If the data used is the same the estimated ELPD values (or LOO scores) should be comparable, and if the models have similar predictive power the values should be similar.

Maybe there is some data transformation like a scaling or so? In that case, the pointwise log likelihood values have to be corrected to account for the difference in the jacobian in order to be able to compare them. This blog post I wrote a while back shows exactly how to do this

1 Like

Thanks for the reply! I will look into whether there are any transformations in the GLM module…

My latest guess was that it might have to do something with the number of observations? The “raw” binary observations are the same of course. But in the models with the higher scores 20 binary observations enter as one “X out of 20” (at every level). In the LOO/WAIC paper I see sums running over all observations in the calculations (which I do not fully understand …). I tried the naive thing and “normalized” the score by multipying by 20…but the numbers don’t look right either.

Edit 1: in the GLM version, there is the logit link function, which I guess is a transformation… So would that distort the ICs?

Edit 2: hmm seems the scores are already normalized via the weights so different number of obs is probably not the problem…
I get the idea in your blog post. But not sure yet how I need to transform the likelihood to undo the logit. But I guess it needs to be done for each level independently? Any ideas are welcome!

1 Like

Not sure what you mean by different number of obs. Different number of obs suggests you are quantifying different tasks, in which case you can’t compare their ICs as the absolute scale of the ICs has no meaning. This is probably a bit cryptic, but I think this notebook will clarify what I mean.

1 Like


Concerning the obs, the situation is analog to this:

Say I have 10 trials, each with 5 coin tosses. One model could implement this as 10 binomial “x out of 5” observations… Another model might model this with 50 binary Bernoulli observations.
(all tosses are independent with the same success prob)

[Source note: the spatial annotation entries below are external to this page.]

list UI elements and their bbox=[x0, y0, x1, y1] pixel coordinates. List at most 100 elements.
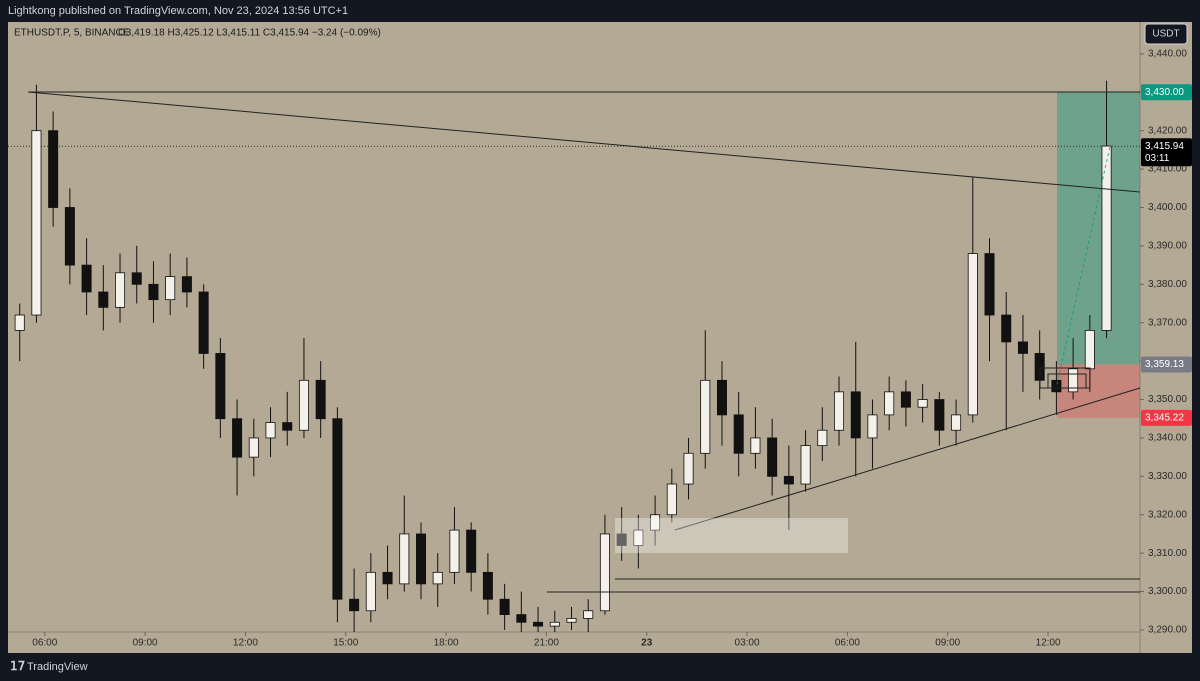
price-label: 3,359.13 bbox=[1145, 359, 1184, 370]
candle-body bbox=[783, 475, 794, 485]
candle bbox=[700, 330, 711, 469]
candle-body bbox=[1084, 329, 1095, 370]
candle-body bbox=[232, 418, 243, 458]
candle-body bbox=[131, 272, 142, 285]
x-tick-label: 18:00 bbox=[434, 638, 459, 649]
candle bbox=[315, 361, 326, 438]
candle-body bbox=[984, 253, 995, 316]
candle bbox=[265, 407, 276, 458]
candle-body bbox=[599, 533, 610, 612]
candle-body bbox=[750, 437, 761, 454]
y-tick-label: 3,370.00 bbox=[1148, 317, 1187, 328]
candle bbox=[365, 553, 376, 623]
candle-body bbox=[382, 571, 393, 585]
price-label: 3,345.22 bbox=[1145, 413, 1184, 424]
candle bbox=[884, 376, 895, 431]
candle bbox=[64, 188, 75, 285]
candle bbox=[683, 437, 694, 500]
y-tick-label: 3,380.00 bbox=[1148, 279, 1187, 290]
candle bbox=[984, 238, 995, 362]
box bbox=[1047, 373, 1087, 389]
y-tick-label: 3,350.00 bbox=[1148, 394, 1187, 405]
currency-button[interactable] bbox=[1144, 23, 1188, 45]
candle-body bbox=[215, 353, 226, 420]
candle-body bbox=[884, 391, 895, 416]
candle bbox=[566, 606, 577, 630]
candle-body bbox=[315, 379, 326, 420]
candle bbox=[817, 407, 828, 461]
candle-body bbox=[834, 391, 845, 431]
candle bbox=[332, 407, 343, 623]
candle-body bbox=[365, 571, 376, 612]
candle bbox=[248, 418, 259, 477]
candle bbox=[48, 111, 59, 227]
candle bbox=[298, 338, 309, 438]
candle-body bbox=[1017, 341, 1028, 354]
candle-body bbox=[148, 283, 159, 301]
candle bbox=[917, 384, 928, 423]
candle bbox=[115, 253, 126, 323]
candle-body bbox=[951, 414, 962, 431]
candle bbox=[14, 303, 25, 362]
candle bbox=[934, 391, 945, 446]
candle-body bbox=[633, 529, 644, 546]
x-tick-label: 12:00 bbox=[1036, 638, 1061, 649]
candle-body bbox=[817, 429, 828, 447]
candle-body bbox=[934, 399, 945, 431]
candle-body bbox=[482, 571, 493, 600]
candle-body bbox=[165, 276, 176, 301]
candle bbox=[633, 514, 644, 569]
candle bbox=[650, 495, 661, 546]
candle-body bbox=[14, 314, 25, 331]
candle-body bbox=[733, 414, 744, 454]
candle-body bbox=[867, 414, 878, 439]
candle-body bbox=[499, 598, 510, 615]
price-label: 3,430.00 bbox=[1145, 87, 1184, 98]
y-tick-label: 3,390.00 bbox=[1148, 241, 1187, 252]
candle-body bbox=[666, 483, 677, 516]
candle bbox=[432, 553, 443, 607]
candle-body bbox=[31, 130, 42, 316]
candle bbox=[482, 553, 493, 615]
candle-body bbox=[716, 379, 727, 416]
candle-body bbox=[81, 264, 92, 293]
candle bbox=[549, 610, 560, 632]
candle bbox=[181, 257, 192, 308]
candle bbox=[867, 399, 878, 469]
candle-body bbox=[917, 399, 928, 408]
candle-body bbox=[282, 422, 293, 431]
ohlc-legend: O3,419.18 H3,425.12 L3,415.11 C3,415.94 … bbox=[118, 28, 381, 39]
candle-body bbox=[248, 437, 259, 458]
candle-body bbox=[466, 529, 477, 573]
y-tick-label: 3,300.00 bbox=[1148, 586, 1187, 597]
y-tick-label: 3,310.00 bbox=[1148, 548, 1187, 559]
candle bbox=[1001, 291, 1012, 431]
candle bbox=[1017, 315, 1028, 392]
trend-line bbox=[674, 387, 1141, 531]
candle bbox=[382, 545, 393, 600]
target-path bbox=[1056, 146, 1111, 385]
plot-bg bbox=[8, 22, 1140, 653]
candle bbox=[666, 468, 677, 523]
candle-body bbox=[683, 452, 694, 485]
candle bbox=[148, 261, 159, 323]
y-tick-label: 3,340.00 bbox=[1148, 433, 1187, 444]
x-tick-label: 23 bbox=[641, 638, 653, 649]
candle bbox=[767, 418, 778, 496]
candle-body bbox=[767, 437, 778, 477]
candle-body bbox=[549, 621, 560, 627]
candle bbox=[416, 522, 427, 600]
candle bbox=[349, 568, 360, 632]
price-label: 3,415.94 bbox=[1145, 141, 1184, 152]
candle bbox=[215, 338, 226, 438]
candle bbox=[967, 176, 978, 423]
candle bbox=[499, 583, 510, 630]
price-axis-bg bbox=[1140, 22, 1192, 653]
candle-body bbox=[1051, 379, 1062, 393]
candle bbox=[599, 514, 610, 615]
x-tick-label: 06:00 bbox=[32, 638, 57, 649]
y-tick-label: 3,440.00 bbox=[1148, 49, 1187, 60]
candle-body bbox=[1068, 368, 1079, 393]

This was what I first thought might lead to the discrepancy. But looking at the equations, I does not necessarily have to be a problem if the important weights for a Bernoulli likelihood are smaller than the binomial ones…

1 Like

From what you are explaining, it looks like you are performing leave one trial out when using binomial observations and leave one toss out when using Bernoulli observations.

1 Like

Exactly — that’s at least what I think is going on. I have not entirely understood the internals of the GLM module yet, but the posterior predictive it produces is toss-based (in the code the GLM uses a Binomial likelihood but with N fixed to 1).

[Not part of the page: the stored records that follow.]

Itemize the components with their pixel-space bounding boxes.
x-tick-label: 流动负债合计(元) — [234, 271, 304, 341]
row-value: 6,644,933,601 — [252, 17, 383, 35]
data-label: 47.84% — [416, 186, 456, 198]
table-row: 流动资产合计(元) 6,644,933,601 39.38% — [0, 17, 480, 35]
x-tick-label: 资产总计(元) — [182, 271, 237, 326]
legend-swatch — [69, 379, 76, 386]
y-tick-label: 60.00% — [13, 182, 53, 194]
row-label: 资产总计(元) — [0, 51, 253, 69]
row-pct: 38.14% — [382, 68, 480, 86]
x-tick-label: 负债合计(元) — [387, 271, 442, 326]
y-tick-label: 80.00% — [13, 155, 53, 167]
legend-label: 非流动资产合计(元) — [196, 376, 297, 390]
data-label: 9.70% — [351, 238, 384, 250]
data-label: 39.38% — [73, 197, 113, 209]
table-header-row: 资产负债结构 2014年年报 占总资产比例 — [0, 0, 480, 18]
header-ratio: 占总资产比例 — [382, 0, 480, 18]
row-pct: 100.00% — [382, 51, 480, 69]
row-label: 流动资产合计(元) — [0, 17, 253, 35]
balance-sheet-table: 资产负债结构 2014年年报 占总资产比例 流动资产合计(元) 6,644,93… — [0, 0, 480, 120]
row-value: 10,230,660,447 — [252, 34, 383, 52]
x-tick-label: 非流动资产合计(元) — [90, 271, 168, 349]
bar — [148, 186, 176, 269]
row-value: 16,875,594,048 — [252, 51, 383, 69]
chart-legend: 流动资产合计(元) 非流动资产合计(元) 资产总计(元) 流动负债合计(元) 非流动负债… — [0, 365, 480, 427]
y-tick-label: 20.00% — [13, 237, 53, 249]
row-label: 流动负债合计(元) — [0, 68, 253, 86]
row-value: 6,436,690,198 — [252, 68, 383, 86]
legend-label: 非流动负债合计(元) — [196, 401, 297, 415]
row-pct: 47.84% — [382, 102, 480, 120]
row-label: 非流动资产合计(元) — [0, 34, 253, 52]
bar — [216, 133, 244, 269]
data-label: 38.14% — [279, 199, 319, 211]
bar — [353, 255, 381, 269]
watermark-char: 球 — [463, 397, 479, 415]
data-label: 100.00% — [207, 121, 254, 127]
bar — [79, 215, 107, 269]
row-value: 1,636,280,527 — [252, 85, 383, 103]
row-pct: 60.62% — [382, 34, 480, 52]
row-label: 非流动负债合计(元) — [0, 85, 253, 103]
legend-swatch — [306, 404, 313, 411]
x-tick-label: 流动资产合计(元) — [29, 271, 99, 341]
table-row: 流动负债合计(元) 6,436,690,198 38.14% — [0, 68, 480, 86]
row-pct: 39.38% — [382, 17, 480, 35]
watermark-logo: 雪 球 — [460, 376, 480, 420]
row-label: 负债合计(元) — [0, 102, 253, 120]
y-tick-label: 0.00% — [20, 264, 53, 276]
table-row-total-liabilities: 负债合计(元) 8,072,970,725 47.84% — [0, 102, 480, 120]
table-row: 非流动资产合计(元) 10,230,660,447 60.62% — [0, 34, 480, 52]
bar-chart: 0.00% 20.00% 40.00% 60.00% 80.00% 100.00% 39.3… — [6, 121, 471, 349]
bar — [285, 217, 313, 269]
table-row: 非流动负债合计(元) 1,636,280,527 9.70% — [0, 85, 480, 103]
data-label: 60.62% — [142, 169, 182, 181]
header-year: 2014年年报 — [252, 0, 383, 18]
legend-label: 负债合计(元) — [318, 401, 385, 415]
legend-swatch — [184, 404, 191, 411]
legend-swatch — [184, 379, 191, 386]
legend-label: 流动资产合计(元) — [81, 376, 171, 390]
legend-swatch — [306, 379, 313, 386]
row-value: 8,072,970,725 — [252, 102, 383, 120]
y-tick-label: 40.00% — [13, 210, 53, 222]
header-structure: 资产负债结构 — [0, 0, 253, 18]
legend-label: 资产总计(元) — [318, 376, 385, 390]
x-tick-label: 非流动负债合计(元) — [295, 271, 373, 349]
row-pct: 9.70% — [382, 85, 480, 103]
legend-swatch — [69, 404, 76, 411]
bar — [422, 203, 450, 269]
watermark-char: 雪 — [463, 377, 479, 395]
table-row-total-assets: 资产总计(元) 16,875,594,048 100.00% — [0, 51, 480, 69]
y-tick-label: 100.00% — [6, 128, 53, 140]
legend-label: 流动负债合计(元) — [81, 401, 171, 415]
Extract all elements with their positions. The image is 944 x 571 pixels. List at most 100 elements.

So the question is whether the lo-trial-o and lo-toss-o. can be directly compared (or how they can be adjusted). It was my first suspicious that they might need adjustment. But then again the scores might already take the informational value of a sample into account.

It just comes to my mind that I can address this question easily empirically by fitting the simplified example I gave above … Will report back.

They can not be directly compared, this is what the second notebook I shared is about. The situation is similar to the “predicting the outcome of a match” which would be like lo-trial-o and " Predicting the goals scored per match and per team" would be like lo-toss-out. In the example however we have a single model and we compute LOO for different predictive tasks, in your case, you have two models and you have to make sure you are asking the same question to both of them if you want to be able to compare the answers.

With the binomial you have lo-trial-o and you can’t get the lo-toss-o even if you wanted to. You have to group/aggregate the observations like it’s done in the example notebook to get the lo-trial-o from Bernoulli case, because there, like in the example, you can get multiple predictive tasks from the same case.

1 Like

I have not yet had the time to fully work through that notebook (will hopefully soon).

I was just wondering if I couldn’t just do this:
Add a Bernoulli distribution to the Binomial model which uses the estimated success rate to generate tosses in the same form and number as the binary model does and then use the posterior predictive distribution of that.